Mazedonien im Mittelalter
Bis Ende des 14. Jahrhunderts war Makedonien bereits seit einigen Jahrzehnten unter osmanischer Herrschaft und verlor seinen Status als Vasallenstaat unter der Führung von König Marko im Jahre 1395. Als die Region kein Gefühl mehr für Freiheit aufbringen konnte und der Drang durch den Tod von George Kastriot - Skenderbeg im Jahre 1444 entzogen wurde, hörten die Formen der lokalen Staatsstruktur in Makedonien auf zu existieren.
Die Verantwortung, die Kultur, die Sprache und die Identität der Menschen zu wahren überging an die religiösen Institutionen, die damals in Makedonien tätig waren. Der traditionelle Einfluss des Patriarchats in Konstantinopel, der während der Römerzeit vorherrschend war, war im osmanischen Reich wieder aufgetaucht, und das Patriarchat hatte als Ziel ein einziges "römisches Millet" (Verwaltungsgebiet) der orthodoxen Christen an ihre Gebiete anzuschließen.
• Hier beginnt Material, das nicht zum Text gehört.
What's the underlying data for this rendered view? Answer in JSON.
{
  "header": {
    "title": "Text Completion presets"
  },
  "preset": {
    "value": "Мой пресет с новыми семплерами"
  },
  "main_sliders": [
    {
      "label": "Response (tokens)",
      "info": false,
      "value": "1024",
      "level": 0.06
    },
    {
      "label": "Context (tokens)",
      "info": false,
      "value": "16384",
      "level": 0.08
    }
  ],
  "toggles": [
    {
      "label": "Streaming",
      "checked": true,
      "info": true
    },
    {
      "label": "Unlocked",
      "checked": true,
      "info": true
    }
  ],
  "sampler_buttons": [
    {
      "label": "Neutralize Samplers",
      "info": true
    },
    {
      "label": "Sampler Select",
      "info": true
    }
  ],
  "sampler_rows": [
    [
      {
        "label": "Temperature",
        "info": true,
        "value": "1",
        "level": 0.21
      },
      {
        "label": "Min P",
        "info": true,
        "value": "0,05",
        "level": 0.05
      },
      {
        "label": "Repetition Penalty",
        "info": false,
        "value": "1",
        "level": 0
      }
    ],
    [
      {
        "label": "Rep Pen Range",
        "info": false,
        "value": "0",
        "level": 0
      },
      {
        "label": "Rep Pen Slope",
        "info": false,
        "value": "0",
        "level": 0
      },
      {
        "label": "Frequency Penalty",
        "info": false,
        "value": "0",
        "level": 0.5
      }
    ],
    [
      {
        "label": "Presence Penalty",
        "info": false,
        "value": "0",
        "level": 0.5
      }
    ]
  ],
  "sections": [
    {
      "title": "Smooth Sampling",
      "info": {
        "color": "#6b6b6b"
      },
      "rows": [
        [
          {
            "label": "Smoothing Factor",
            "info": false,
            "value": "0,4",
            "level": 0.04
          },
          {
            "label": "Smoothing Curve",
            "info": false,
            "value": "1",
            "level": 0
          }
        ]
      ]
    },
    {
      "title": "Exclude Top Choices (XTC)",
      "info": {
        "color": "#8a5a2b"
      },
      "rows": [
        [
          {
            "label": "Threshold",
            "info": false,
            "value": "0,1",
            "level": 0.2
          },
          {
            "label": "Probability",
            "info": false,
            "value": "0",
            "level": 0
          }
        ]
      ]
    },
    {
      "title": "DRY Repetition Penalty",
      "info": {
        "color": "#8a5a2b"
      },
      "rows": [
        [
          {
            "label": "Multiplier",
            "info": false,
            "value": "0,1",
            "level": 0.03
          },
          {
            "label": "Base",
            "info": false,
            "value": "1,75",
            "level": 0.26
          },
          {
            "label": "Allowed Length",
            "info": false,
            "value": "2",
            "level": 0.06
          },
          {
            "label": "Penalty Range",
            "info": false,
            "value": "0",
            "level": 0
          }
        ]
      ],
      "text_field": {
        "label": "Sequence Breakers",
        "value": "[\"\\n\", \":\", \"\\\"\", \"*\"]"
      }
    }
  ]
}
Allerdings spielten Institutionen wie das Erzbistum Ohrid und noch mehr die Hunderte von Kirchen in Mazedonien eine zentrale Rolle bei der Wahrung der lokalen Kultur, Sprache und Identität der Menschen während der Jahrhunderte der osmanischen Besatzung.
Trotz des Fehlens von schriftlichen Arbeiten über die Staatlichkeit, florierte Material des religiösen und bildenden Charakters weiterhin und die kirchenslawische, eine im wesentlichen makedonische Sprache, die ursprünglich für solche Zwecke im 9. Jahrhundert entwickelt wurde, blieb die literarische Sprache des mazedonischen Volkes. Allerdings koexistierte die Volkssprache der Makedonier und dem kirchenslawischen und im Laufe der Jahre reiften diese und zeigte eine bemerkenswerte Widerstandsfähigkeit und Stabilität, die sich als die Sprache der Gottesdienste in Mazedonien etablierte. Die Makedonier waren mit einer ausländischen Einmischung in ihrem Land und den Institutionen konfrontiert, aber ihre Sprache war weitgehend verfestigt, so die Tatsache, dass das mazedonische aus dem 16. Jahrhundert, eine weit größere Affinität zu den makedonischen Dialekten von heute zeigt als zu dem kirchenslawischen. Für weit über ein halbes Jahrtausend ist die makedonische Sprache grundsätzlich gleich geblieben.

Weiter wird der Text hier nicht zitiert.